Generally there is like a level of  conservativeness in New Zealand and in New Zealand interiors so I kind of use my own projects as an  opportunity to really see what happens when you do something a little bit differently. The colour of the walls in the darkness kind of dulls your senses a little bit so it kind  of feels like you walk into like a comfy cave rather than a bright white stark environment,  which is kind of a little bit jarring. It’s a bit of a contradiction I think;  it’s challenging on the outside but I think it’s enveloping and calming on the inside. We really wanted to look at this idea of changing light through the space so there  wasn’t always just about this one point, there was also these other slits of light  that came in both horizontally down the site and also vertically through the roof. When we originally did the plan for the site,  it was really evident pretty quickly that we needed to look at this idea of a split level,  but we wanted to find opportunities within that that could create spaces so that split level  allows for other spaces to be hung within it; connected but slightly disconnected.

An Interior Designer’s Own Home at the Top of a Volcano (House Tour)

While this house does have an element of open plan living, I think the fact that the kitchen  is on a separate level to the lounge means that you can kind of escape from people.
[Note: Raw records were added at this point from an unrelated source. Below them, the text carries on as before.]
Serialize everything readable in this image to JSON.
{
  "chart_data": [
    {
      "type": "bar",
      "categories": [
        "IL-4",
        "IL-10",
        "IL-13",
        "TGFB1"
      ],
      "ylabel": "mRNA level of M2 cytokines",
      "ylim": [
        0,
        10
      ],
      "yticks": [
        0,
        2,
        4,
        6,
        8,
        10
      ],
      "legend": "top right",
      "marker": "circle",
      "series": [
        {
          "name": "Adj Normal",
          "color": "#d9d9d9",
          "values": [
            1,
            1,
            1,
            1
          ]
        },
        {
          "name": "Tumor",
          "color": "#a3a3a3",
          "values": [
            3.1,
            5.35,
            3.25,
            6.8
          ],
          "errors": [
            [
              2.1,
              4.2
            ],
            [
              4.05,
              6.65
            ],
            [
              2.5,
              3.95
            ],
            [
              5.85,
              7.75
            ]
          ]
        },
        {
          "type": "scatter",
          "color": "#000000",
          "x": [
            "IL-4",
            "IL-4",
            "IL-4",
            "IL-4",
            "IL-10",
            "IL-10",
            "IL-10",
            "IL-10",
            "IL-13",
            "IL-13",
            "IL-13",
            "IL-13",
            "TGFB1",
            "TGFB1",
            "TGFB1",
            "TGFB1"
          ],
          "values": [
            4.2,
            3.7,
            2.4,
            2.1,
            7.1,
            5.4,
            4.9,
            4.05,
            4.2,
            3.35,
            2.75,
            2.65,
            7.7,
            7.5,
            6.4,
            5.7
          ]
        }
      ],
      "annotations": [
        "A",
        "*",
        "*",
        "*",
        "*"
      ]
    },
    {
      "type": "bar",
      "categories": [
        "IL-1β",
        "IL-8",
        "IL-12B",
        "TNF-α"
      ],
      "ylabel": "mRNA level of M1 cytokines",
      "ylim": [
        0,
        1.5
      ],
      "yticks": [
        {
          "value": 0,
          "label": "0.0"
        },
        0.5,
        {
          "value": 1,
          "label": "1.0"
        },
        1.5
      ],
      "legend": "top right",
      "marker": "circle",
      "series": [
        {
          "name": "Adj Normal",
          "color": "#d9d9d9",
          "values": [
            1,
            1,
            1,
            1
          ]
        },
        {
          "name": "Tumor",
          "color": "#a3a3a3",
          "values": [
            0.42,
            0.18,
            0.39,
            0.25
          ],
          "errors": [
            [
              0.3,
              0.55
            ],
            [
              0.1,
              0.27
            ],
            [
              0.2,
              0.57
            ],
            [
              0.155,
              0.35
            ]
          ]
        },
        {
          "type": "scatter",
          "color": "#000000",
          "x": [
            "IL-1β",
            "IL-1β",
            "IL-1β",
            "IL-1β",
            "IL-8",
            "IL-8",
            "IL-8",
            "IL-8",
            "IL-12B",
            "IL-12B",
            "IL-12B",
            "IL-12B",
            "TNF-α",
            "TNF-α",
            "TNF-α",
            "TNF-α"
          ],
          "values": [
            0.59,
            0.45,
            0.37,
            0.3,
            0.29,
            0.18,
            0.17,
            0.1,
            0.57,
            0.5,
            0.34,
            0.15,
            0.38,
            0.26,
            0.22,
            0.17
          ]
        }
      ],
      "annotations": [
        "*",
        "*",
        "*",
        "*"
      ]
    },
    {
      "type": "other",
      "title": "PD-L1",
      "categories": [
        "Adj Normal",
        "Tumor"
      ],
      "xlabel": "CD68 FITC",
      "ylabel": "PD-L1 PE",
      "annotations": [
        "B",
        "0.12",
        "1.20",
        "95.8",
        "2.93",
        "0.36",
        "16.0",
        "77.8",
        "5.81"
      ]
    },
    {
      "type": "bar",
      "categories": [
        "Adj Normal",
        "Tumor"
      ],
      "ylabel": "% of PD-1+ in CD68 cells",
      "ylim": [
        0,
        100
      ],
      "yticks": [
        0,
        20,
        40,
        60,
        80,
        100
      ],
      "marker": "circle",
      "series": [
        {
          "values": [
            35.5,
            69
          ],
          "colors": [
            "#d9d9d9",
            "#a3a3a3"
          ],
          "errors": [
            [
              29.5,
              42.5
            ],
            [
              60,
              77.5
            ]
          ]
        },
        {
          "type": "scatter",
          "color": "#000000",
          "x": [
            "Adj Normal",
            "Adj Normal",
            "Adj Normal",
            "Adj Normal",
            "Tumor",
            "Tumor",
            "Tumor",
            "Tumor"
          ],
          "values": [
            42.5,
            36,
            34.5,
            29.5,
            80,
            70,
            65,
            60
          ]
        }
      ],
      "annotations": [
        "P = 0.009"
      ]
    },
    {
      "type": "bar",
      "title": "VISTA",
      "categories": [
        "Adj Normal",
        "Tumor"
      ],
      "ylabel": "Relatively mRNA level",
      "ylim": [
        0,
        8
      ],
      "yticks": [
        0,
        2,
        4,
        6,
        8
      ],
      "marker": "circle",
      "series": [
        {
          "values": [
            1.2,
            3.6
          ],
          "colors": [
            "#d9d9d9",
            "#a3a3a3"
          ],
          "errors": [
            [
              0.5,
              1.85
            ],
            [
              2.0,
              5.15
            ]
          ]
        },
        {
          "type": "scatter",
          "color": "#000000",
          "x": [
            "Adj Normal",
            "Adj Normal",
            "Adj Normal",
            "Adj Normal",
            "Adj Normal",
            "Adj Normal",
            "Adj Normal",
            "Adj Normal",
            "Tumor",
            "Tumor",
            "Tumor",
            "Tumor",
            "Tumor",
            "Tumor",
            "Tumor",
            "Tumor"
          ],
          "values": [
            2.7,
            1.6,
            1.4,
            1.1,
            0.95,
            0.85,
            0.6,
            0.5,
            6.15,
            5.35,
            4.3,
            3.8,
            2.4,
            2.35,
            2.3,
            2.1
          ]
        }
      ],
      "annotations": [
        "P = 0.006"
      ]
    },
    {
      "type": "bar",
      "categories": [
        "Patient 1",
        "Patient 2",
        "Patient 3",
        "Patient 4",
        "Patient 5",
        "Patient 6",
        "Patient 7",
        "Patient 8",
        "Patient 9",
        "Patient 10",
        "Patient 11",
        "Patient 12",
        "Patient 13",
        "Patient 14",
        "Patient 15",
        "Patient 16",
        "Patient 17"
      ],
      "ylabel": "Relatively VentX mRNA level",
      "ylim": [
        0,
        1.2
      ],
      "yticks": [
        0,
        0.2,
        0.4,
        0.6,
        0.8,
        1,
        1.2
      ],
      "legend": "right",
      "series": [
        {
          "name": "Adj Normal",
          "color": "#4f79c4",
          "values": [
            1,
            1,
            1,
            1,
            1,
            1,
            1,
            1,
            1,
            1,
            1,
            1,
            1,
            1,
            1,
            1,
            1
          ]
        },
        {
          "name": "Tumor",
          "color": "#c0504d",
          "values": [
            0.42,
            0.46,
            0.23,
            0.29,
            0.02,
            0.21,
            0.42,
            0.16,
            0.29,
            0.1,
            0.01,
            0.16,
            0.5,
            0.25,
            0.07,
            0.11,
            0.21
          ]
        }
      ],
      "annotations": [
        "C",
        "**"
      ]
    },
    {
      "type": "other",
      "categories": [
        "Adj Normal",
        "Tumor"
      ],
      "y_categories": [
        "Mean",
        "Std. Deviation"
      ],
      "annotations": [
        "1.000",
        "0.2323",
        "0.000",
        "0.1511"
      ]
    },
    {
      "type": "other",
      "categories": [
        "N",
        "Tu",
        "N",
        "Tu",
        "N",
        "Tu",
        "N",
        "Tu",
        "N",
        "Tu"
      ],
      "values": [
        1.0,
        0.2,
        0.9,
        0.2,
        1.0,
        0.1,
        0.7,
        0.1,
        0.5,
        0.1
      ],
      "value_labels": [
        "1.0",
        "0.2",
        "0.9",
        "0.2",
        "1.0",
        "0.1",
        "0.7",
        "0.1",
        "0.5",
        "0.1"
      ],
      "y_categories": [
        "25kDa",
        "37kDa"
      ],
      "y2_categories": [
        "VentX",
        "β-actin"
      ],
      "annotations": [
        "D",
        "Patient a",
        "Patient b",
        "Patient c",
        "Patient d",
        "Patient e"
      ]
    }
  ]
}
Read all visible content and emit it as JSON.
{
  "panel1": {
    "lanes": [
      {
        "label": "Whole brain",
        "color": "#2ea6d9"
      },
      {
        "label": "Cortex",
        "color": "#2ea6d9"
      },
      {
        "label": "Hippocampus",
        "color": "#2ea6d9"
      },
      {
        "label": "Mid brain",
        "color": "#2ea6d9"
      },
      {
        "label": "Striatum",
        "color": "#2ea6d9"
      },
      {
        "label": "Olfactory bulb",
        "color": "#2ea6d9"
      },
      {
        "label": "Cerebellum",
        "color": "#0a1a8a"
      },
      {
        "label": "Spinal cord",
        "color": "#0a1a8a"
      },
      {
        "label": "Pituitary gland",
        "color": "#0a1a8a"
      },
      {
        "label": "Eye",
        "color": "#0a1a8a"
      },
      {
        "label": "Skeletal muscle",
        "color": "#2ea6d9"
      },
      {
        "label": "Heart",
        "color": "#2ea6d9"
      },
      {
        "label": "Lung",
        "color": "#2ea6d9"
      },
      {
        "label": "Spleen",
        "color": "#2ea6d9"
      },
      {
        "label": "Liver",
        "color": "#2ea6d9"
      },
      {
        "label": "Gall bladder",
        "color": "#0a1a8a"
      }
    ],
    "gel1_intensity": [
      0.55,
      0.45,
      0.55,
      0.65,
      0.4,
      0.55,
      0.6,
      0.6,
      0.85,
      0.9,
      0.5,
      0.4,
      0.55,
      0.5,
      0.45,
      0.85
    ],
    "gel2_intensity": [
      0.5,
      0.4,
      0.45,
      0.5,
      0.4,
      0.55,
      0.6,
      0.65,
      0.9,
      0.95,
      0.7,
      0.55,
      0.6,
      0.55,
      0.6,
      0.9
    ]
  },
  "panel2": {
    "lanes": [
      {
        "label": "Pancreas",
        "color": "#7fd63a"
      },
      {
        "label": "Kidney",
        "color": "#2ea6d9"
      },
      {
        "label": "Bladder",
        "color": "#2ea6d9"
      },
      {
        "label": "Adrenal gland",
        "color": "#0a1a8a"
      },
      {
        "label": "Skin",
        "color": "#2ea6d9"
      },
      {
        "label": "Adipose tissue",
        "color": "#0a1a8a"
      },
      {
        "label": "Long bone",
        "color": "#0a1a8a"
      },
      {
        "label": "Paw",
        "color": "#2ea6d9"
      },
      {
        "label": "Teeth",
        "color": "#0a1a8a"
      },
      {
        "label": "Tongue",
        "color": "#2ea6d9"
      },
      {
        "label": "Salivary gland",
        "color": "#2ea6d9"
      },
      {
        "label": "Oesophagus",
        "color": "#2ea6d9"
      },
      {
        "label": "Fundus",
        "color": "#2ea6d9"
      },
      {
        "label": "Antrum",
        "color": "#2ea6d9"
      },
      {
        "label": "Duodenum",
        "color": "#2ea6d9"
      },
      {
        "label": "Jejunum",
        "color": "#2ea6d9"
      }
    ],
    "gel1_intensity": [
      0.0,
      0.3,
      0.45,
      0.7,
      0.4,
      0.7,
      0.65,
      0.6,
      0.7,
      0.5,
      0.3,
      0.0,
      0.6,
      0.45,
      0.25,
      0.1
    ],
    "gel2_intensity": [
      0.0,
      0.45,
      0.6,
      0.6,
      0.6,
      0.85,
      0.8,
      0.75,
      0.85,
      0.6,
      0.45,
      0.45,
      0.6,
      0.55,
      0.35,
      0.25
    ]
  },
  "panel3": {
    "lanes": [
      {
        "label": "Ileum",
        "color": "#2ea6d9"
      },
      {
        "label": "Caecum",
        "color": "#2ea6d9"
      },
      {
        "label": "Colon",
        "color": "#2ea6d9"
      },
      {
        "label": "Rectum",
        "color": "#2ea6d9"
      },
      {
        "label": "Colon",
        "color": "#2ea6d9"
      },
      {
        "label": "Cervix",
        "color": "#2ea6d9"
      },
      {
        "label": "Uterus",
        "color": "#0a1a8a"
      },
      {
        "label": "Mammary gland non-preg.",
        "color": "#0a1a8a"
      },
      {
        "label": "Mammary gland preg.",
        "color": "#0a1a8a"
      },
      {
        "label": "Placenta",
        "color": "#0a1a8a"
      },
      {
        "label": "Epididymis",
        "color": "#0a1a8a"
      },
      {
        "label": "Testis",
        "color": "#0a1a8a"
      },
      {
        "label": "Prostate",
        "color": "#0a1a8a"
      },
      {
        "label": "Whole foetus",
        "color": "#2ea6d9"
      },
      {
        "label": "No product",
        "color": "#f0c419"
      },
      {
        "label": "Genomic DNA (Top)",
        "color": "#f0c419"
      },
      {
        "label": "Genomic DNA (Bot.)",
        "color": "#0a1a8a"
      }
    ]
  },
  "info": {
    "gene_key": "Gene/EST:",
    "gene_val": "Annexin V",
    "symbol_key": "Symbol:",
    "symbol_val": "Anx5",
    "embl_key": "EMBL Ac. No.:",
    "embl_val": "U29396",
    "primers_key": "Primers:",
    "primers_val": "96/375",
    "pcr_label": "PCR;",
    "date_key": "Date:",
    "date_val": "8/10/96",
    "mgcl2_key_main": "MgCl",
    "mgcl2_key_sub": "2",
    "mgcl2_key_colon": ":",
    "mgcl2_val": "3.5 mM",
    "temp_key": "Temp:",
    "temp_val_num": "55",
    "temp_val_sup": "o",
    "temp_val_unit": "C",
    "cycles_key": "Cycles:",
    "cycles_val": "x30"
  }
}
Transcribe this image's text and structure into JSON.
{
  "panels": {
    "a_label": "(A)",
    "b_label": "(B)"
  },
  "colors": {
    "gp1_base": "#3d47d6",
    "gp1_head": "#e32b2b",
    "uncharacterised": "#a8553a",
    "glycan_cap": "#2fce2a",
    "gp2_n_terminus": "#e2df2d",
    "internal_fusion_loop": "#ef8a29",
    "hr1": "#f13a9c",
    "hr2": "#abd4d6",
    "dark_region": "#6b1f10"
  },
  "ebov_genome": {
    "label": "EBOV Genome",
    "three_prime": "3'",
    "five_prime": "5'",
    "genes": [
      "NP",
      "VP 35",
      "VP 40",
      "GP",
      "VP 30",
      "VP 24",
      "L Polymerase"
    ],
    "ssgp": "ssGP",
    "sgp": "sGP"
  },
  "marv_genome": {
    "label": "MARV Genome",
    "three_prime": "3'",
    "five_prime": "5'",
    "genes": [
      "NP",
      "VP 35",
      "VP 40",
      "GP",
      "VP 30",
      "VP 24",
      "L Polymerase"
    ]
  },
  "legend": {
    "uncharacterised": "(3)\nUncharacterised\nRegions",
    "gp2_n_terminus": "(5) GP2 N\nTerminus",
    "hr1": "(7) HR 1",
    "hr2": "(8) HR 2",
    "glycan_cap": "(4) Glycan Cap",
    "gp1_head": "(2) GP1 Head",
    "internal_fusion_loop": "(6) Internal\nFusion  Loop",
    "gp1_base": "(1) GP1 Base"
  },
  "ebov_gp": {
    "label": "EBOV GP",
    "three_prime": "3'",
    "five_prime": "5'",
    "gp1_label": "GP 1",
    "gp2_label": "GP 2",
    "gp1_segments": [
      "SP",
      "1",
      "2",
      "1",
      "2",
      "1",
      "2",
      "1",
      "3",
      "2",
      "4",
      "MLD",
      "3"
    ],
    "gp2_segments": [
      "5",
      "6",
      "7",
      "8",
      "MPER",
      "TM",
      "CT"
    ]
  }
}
Also the fact  that there is the mezzanine upstairs means that that’s yet another living space and the bunk room,  which is also on multiple levels means that people can kind of inhabit the same space  but they don’t have to be in each other’s pockets. One of the things about this house is that across the day it changes it’s like a chameleon you  know and that’s why we kind of call it Caspers House, because it’s kind of like kind of ghostly  in nature.

We wanted to create this building that had a certain amount of height, that kind of added  certain amount of scale to the front. The kind of triangulation of the roof also kind of came from,  you know, sessions around other types of forms like A-frames.

  This material that we used is kind of corrugated, so it has this kind of idea of the shed and this  kind of really simple basic New Zealand material but then it’s fibreglass and when you get up close  to it, it has this kind of beautiful netting and you know, there’s different opportunities around  exposing structure or enclosing that structure and then that whole envelope becomes the roof;  it becomes everything. You know, so you get the sort of singular element from the landscape. My favourite part of the house is the bunk room. We wanted to create something that people  could live in and love but didn’t take itself too seriously and was a cozy little respite  from sort of everyday life and I think that that is the perfect example of it.

The mezzanine is kind of like, one of my favourite spaces.

You get out there and you’re  kind of sitting as high as you can in the space; sort of precarious you know, which is you know,  it probably runs back to this idea of we sit on the precarious volcano in the Coromandel perhaps. I feel very fortunate that for this particular project we worked  with teams of people that we had worked with previously because without them,  being so willing to kind of walk the path with us, we would have never ever have got here.  Building on a volcano is challenging to be sure, but of course, when you are up so high the views  you get are just so exceptional so at the end once you’ve completed it, it’s all worth it.